I've seen so much today. I woke up this morning in my own home. How quickly everything changed. I close my eyes and the images of bloodied corpses fill my mind. I really need to sleep.
I want to feel well rested. I need to find Logan.
My heart begins to race again. I whisper to myself. Taking deep breaths.
Both my hands rested on my stomach. Focus on my own voice. Calm thoughts. You’re strong, Chanel. You’re going to find your son again. You killed one alien, you can kill more. No matter how much sweat, blood and tears I’m covered in-I’m not giving up. I have hope on my side. I have a will to live. A will to fight against the evil that is ensnaring our world. You can do this.

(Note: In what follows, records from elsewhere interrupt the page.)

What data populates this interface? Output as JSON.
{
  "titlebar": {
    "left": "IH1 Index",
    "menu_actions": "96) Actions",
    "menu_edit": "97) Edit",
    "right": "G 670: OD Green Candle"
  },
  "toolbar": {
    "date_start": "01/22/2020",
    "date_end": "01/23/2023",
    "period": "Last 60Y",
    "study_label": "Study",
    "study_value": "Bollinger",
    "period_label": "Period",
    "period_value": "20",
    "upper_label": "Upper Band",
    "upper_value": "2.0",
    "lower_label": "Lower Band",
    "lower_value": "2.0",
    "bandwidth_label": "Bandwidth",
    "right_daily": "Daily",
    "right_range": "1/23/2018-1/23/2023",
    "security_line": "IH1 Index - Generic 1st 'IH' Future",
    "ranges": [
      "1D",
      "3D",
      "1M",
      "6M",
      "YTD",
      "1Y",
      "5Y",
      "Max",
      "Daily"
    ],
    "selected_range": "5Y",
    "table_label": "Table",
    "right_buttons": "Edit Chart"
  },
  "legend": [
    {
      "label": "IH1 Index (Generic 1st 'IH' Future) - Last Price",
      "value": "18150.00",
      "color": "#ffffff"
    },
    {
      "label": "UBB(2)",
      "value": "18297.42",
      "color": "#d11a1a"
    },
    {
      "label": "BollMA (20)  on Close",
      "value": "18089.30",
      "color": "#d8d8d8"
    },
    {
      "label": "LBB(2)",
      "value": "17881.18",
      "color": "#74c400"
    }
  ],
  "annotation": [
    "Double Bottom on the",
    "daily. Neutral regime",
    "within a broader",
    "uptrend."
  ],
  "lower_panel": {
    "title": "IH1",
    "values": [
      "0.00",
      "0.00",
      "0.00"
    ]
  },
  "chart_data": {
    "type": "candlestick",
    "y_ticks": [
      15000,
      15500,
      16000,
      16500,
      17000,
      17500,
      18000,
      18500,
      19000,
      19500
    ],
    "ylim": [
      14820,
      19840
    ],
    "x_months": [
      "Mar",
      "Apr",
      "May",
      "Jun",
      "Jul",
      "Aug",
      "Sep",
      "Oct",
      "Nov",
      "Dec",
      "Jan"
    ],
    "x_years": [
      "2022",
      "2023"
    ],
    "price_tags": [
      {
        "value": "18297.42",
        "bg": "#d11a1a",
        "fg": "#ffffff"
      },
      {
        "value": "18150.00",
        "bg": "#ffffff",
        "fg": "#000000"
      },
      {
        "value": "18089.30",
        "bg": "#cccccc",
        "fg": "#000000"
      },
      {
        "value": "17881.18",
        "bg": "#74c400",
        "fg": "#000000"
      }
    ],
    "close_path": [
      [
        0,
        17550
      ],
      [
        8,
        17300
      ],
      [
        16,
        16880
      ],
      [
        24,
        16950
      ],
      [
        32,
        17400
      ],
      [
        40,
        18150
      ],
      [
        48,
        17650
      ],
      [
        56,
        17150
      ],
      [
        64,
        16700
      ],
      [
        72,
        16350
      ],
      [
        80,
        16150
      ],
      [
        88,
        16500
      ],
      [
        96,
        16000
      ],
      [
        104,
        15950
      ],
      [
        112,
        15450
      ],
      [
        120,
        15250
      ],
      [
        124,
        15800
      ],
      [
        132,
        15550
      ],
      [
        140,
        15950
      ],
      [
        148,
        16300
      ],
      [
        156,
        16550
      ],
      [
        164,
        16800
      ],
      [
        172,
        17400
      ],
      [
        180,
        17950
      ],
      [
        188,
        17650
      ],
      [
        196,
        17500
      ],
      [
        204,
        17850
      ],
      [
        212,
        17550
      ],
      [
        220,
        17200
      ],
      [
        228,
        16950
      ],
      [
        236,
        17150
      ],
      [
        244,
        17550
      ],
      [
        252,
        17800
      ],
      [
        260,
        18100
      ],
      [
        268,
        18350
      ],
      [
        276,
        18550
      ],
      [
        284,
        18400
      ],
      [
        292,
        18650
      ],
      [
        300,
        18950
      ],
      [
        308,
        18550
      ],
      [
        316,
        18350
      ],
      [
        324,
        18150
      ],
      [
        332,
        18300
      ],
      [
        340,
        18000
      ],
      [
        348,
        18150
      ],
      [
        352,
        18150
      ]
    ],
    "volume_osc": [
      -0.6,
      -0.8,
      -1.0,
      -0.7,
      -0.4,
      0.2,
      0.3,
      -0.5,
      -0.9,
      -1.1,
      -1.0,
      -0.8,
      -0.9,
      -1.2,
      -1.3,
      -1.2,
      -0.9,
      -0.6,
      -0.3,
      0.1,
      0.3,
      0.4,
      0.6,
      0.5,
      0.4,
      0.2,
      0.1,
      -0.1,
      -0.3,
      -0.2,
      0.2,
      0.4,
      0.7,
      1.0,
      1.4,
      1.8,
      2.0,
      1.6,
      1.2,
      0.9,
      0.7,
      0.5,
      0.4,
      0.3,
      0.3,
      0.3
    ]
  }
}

As I speak, I can feel my brain slowly going into a nice fog. I try to forget everything around me. I try to just imagine myself floating on a soft pillow. Away from the stress and violence I’ve been presented with.
My dreams are full of Logan. Us going out to eat, us going to the movies.
He’s a particular guy. His autism makes it so that he likes repetition and similar things throughout the day. It breaks my heart to know that he’s trapped somewhere horrifying. I’m not supposed to bury my own kid. He’s supposed to live a long, healthy life. Have I failed him?